Strengths and Limitations

This systematic review is the first to investigate the effectiveness of eHealth interventions for HIV prevention and management in SSA. We included 25 RCTs which are the most appropriate design to assess effectiveness [50]. Included studies were conducted in 10 of SSA’s 48 countries, which is likely to reflect differences in HIV research activity within the region, although it is also possible that we missed relevant papers by restricting our review to English language publications. Very few of the included studies were at low risk of any bias, and some study data could not be obtained for inclusion in meta-analyses.

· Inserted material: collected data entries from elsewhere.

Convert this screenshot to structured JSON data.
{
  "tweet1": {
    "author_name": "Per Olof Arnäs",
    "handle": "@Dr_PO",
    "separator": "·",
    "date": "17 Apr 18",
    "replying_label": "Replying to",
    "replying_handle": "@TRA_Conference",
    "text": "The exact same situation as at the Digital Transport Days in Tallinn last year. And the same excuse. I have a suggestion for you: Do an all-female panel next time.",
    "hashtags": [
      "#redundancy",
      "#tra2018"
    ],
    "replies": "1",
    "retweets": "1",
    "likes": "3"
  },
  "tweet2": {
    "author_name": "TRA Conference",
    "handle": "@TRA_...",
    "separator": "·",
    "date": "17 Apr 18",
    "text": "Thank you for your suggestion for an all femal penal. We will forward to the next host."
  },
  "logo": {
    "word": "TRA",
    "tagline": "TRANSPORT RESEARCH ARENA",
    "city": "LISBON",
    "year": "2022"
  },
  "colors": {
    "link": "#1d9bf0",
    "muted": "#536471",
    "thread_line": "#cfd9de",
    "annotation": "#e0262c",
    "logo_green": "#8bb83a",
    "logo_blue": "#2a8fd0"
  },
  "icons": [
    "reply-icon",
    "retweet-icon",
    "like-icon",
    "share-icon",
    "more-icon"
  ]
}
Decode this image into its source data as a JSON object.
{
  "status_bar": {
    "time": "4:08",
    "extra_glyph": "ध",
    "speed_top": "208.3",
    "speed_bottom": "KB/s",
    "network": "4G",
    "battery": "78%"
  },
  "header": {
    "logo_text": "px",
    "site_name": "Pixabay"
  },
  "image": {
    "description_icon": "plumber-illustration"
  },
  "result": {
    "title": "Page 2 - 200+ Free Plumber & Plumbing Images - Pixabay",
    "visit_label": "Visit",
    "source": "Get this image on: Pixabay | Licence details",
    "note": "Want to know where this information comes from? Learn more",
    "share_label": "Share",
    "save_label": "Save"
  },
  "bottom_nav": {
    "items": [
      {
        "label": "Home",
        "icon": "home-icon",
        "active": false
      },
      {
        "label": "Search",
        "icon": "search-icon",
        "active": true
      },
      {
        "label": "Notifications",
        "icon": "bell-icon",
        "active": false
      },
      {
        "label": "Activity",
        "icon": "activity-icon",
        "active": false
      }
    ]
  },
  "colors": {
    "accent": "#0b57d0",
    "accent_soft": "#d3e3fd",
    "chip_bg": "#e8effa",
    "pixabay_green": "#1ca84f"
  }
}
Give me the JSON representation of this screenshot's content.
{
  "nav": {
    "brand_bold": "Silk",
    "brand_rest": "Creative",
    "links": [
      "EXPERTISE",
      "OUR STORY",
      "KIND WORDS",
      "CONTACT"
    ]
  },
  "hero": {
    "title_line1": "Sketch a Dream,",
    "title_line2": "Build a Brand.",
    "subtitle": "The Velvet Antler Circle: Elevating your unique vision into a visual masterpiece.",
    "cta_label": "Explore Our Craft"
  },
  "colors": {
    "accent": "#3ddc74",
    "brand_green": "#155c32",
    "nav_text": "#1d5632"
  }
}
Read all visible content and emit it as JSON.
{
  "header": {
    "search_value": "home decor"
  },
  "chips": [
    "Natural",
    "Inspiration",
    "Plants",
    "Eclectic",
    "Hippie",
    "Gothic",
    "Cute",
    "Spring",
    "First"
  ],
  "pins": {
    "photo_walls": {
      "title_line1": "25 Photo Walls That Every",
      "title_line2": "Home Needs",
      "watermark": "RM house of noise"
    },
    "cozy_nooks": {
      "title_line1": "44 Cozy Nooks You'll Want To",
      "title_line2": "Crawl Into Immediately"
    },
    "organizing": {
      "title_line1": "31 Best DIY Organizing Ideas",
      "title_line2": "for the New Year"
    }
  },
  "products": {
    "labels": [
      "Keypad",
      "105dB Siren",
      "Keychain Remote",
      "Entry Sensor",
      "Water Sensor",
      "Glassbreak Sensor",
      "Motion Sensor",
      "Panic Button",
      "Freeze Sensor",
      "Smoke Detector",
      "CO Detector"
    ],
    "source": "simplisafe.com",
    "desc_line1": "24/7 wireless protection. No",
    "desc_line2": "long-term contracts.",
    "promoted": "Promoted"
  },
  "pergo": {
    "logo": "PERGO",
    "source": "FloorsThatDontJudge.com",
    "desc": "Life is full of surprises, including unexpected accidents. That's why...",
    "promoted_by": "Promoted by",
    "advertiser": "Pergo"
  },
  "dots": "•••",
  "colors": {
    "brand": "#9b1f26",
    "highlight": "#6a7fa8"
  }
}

Recommendations for Future Work

More RCTs on eHealth interventions for HIV prevention and management in SSA are required to provide greater certainty in the evidence of their effectiveness, including measurement of biological outcomes. More qualitative studies are also needed to understand the context and complexity of health needs, and the feasibility and acceptability of wide-scale eHealth implementation. Despite the fact that SSA experiences around 70% of all global HIV diagnoses, less than 23% of all HIV/AIDS research involves participation from researchers in Africa [1, 51]. Within the African continent, research tends to be concentrated in a few countries, predominantly South Africa, Uganda and Kenya [51]. There should be more HIV research in all countries across SSA, with more direct involvement of SSA researchers.

Implications for Practice

The finding that eHealth interventions can improve behaviours related to HIV management in SSA is tremendously important. Through improving adherence to ART and retention in HIV care, eHealth interventions can be used to minimise the likelihood of people living with HIV transmitting HIV to others and reduce HIV-related morbidity and mortality across SSA [3, 52]. Healthcare systems across SSA face challenges with scare resources, inadequate finances and staff shortages, and low-cost eHealth strategies have huge potential to improve HIV-related outcomes across the region [53].